Check out: - Homestead Cows

Some things I wish we would've done:
1. Don't be in a hurry!  Make friends with homesteaders and farmers in your area, which I wish I had done more.  The connections since owning a cow could've helped us select the right one at a good price.  Ask them about supplements and hay, etc...

2. Pasture, Pasture, Pasture!  At least some permanent fencing is a must, and I would make sure that the cow is trained to poly-braid, etc.  Plan to rotate paddocks, because a muddy cow is an unhappy, stressed cow.  (and no fun to milk!)  Watch a few Greg Judy videos.

3. Buy a tame animal with a sweet disposition.  If possible, spend a couple visits seeing how the cow interacts with people (see #1).  A skittish or aggressive cow won't do for a family milker, and maybe not even a beef cow.  Remember the calves learn everything from the mama.  
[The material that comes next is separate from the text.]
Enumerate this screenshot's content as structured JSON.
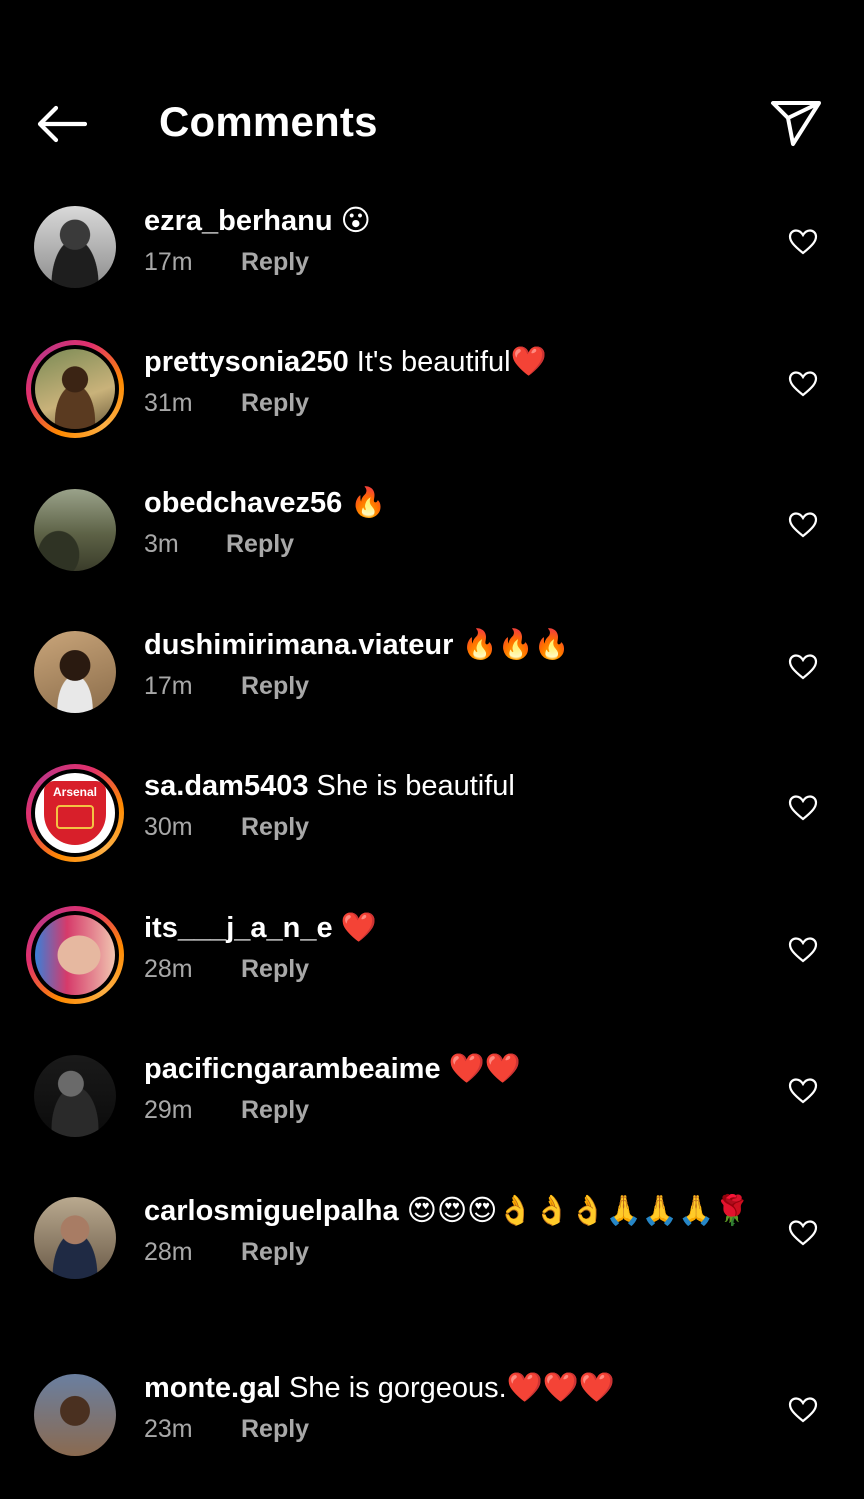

4. If the cow is bred, ask for the evidence and press the seller for a calving date.  We were told that ours would calve in June/July, but turns out she didn't get bred until just before we picked her up!!  It's almost November and her udder is just starting to swell.  (Do the sellers know what they're talking about?)

5. For beef, my advice is to go with a mid-sized standard breed.  Some of the rarer breeds might be tempting, but learning on a $1,200 animal is different than learning on a standard $300-400 one.  

Man, there's so much to say, but I hope this helps!!
1 year ago
I have the idea to build a 3-walled, un-plastered straw bale barn for the winter, as a warm place for my Dexter and calf.  Roof would be corrugated metal on a round-wood frame.  In the Spring, the bales will be used as mulch.

We live in NW Ohio, so the land is flat as a pancake and the Winter temps range from 4 to 40 F.  We could have no snow all season, or we could have a blizzard!  

Any Advice?  What other short-term barn-building methods would this group recommend?
1 year ago
I discovered a Suzanne Simard Ted Talk on a plane from Japan several years ago, and was floored!  It totally changed my view on biology and set me on a course towards permaculture and "beyond organic"/regenerative farming.  Putting evergreen shrubs (like Juniper) with my fruit trees, according to Suzanne, can communicate nutrients to the fruit trees during the winter months.  I'd love to know if anyone has had any success with that strategy!  Any caution?